A user is a browser and when you visit a website on both your laptop and tablet, you will be 2 users.

A user can have multiple sessions.

A session can have multiple events.

Person

As mentioned above, a person is a real natural person. In web analytics it is almost impossible to really identify a person. That is why we use proxies to identify a person. Commonly used proxies are:

  • Email
  • Customer ID
  • Phone number

Note that these variables are personally identifiable and you should process these identifiers with caution. You should at least hash these parameters before you save these identifiers with a third party. For more information, read our hashing documentation.

Even though you hash a variable, for yourself it is still personal identifiable information. Therefore, if a user wants you to delete their data, you will have to make sure that all third parties delete the users data.
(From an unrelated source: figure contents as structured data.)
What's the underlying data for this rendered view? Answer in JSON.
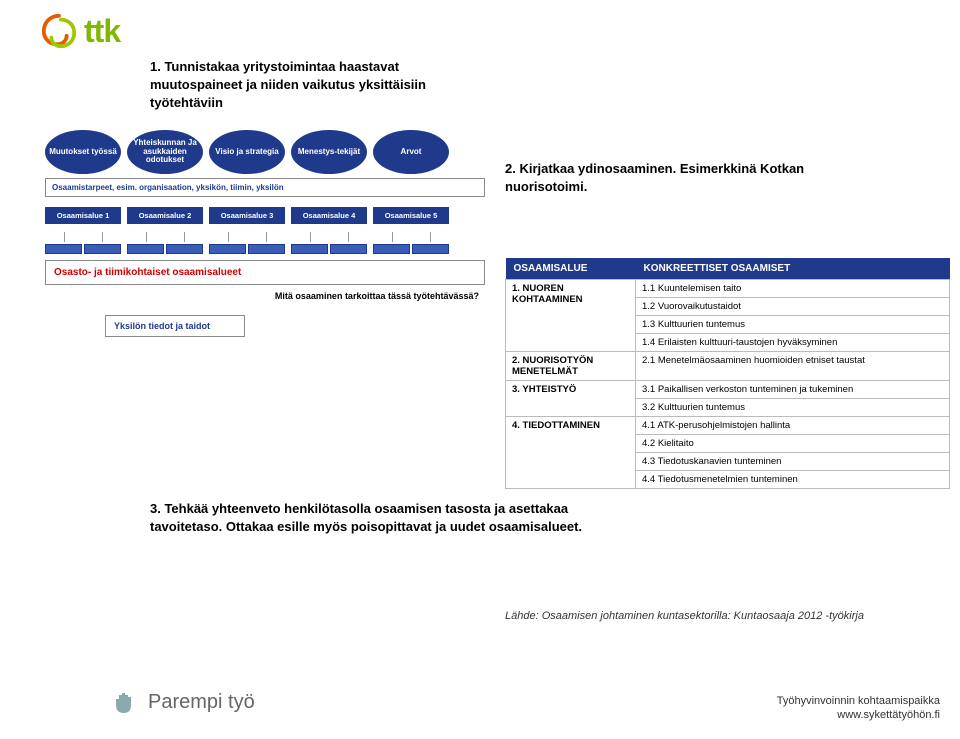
{
  "logo": {
    "text": "ttk",
    "swirl_colors": [
      "#e85a00",
      "#a0c800"
    ]
  },
  "steps": {
    "s1": "1. Tunnistakaa yritystoimintaa haastavat muutospaineet ja niiden vaikutus yksittäisiin työtehtäviin",
    "s2": "2. Kirjatkaa ydinosaaminen. Esimerkkinä Kotkan nuorisotoimi.",
    "s3": "3. Tehkää yhteenveto henkilötasolla osaamisen tasosta ja asettakaa tavoitetaso. Ottakaa esille myös poisopittavat ja uudet osaamisalueet."
  },
  "diagram": {
    "bg_color": "#ffffff",
    "oval_bg": "#1f3a8a",
    "oval_text": "#ffffff",
    "ovals": [
      "Muutokset työssä",
      "Yhteiskunnan Ja asukkaiden odotukset",
      "Visio ja strategia",
      "Menestys-tekijät",
      "Arvot"
    ],
    "cap_row": "Osaamistarpeet, esim. organisaation, yksikön, tiimin, yksilön",
    "mini_boxes": [
      "Osaamisalue 1",
      "Osaamisalue 2",
      "Osaamisalue 3",
      "Osaamisalue 4",
      "Osaamisalue 5"
    ],
    "team_box": "Osasto- ja tiimikohtaiset osaamisalueet",
    "q_text": "Mitä osaaminen tarkoittaa tässä työtehtävässä?",
    "indiv_box": "Yksilön tiedot ja taidot"
  },
  "table": {
    "header_bg": "#1f3a8a",
    "header_fg": "#ffffff",
    "border": "#bbbbbb",
    "headers": [
      "OSAAMISALUE",
      "KONKREETTISET OSAAMISET"
    ],
    "rows": [
      {
        "cat": "1. NUOREN KOHTAAMINEN",
        "items": [
          "1.1  Kuuntelemisen taito",
          "1.2  Vuorovaikutustaidot",
          "1.3  Kulttuurien tuntemus",
          "1.4  Erilaisten kulttuuri-taustojen hyväksyminen"
        ]
      },
      {
        "cat": "2. NUORISOTYÖN MENETELMÄT",
        "items": [
          "2.1  Menetelmäosaaminen huomioiden etniset taustat"
        ]
      },
      {
        "cat": "3. YHTEISTYÖ",
        "items": [
          "3.1  Paikallisen verkoston tunteminen ja tukeminen",
          "3.2  Kulttuurien tuntemus"
        ]
      },
      {
        "cat": "4. TIEDOTTAMINEN",
        "items": [
          "4.1  ATK-perusohjelmistojen hallinta",
          "4.2  Kielitaito",
          "4.3  Tiedotuskanavien tunteminen",
          "4.4  Tiedotusmenetelmien tunteminen"
        ]
      }
    ]
  },
  "source": "Lähde: Osaamisen johtaminen kuntasektorilla: Kuntaosaaja 2012 -työkirja",
  "footer": {
    "brand": "Parempi työ",
    "line1": "Työhyvinvoinnin kohtaamispaikka",
    "line2": "www.sykettätyöhön.fi"
  }
}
This can often be difficult.

At Harvest we have a function called aliasing. Aliasing will be done before that is stored in our Harvest Store. It makes it much easier to comply with privacy regulations. For more information, read the aliasing documentation.

User

A user is below a person in the identification hierarchy. A user is created on the browser level and is identified by the userID that is stored in the harvest_user cookie. More information about how Harvest manages users, can be found in the user management documentation.

Since a user is identified based on a userID in the cookie, this has the following impacts:

  • When a person visits multiple domains on the same browser, the person will be identified as different users. A user is identified per browser per domain, because we use a first party cookie.
  • When a person visits the website on multiple devices, each device will be a different user.
  • When a person visits the website on the same device through multiple browsers, each browser will be a different user.

When many users perform actions across multiple domains, devices or browsers, you can imagine that this has impact on your analytics. To overcome this issue, there are several solutions, which are, unfortunately, all not perfect.

Cross domain tracking

The moment you link to your own domains, it is possible to tag each domain with the userID of the origin domain. This makes sure that the target domain will know the userID from the origin. This way we can link the two userIDs and we now the user is the same person.

More information can be found in our cross domain tracking documentation.

User stitching

As mentioned in the person part above, it is possible to use a proxy for a person and sent the ID to identify a person yourself. This way, we can link several userIDs based on that single ID. For more information read our user stitching documentation.

Session

A session is a grouping of events based on time. This way we can identify which time blocks a user visited the site. A session is identified by a sessionID which is stored, with other information, in the harvest_session cookie. With each event we are able to sent both the userID and the sessionID. Without any help we can therefore match the user and the session.

For more information about how we handle sessions, read our session management documentation.

Event

The lowest level is the event, the actual action a user performed. Each event is identified with an eventID. Each event contains the eventID, sessionID and userID. This way all of these IDs can be linked and we know exactly which event occured in which session and by which user. When there is also an identifier to match a person, we can even link the events to that person.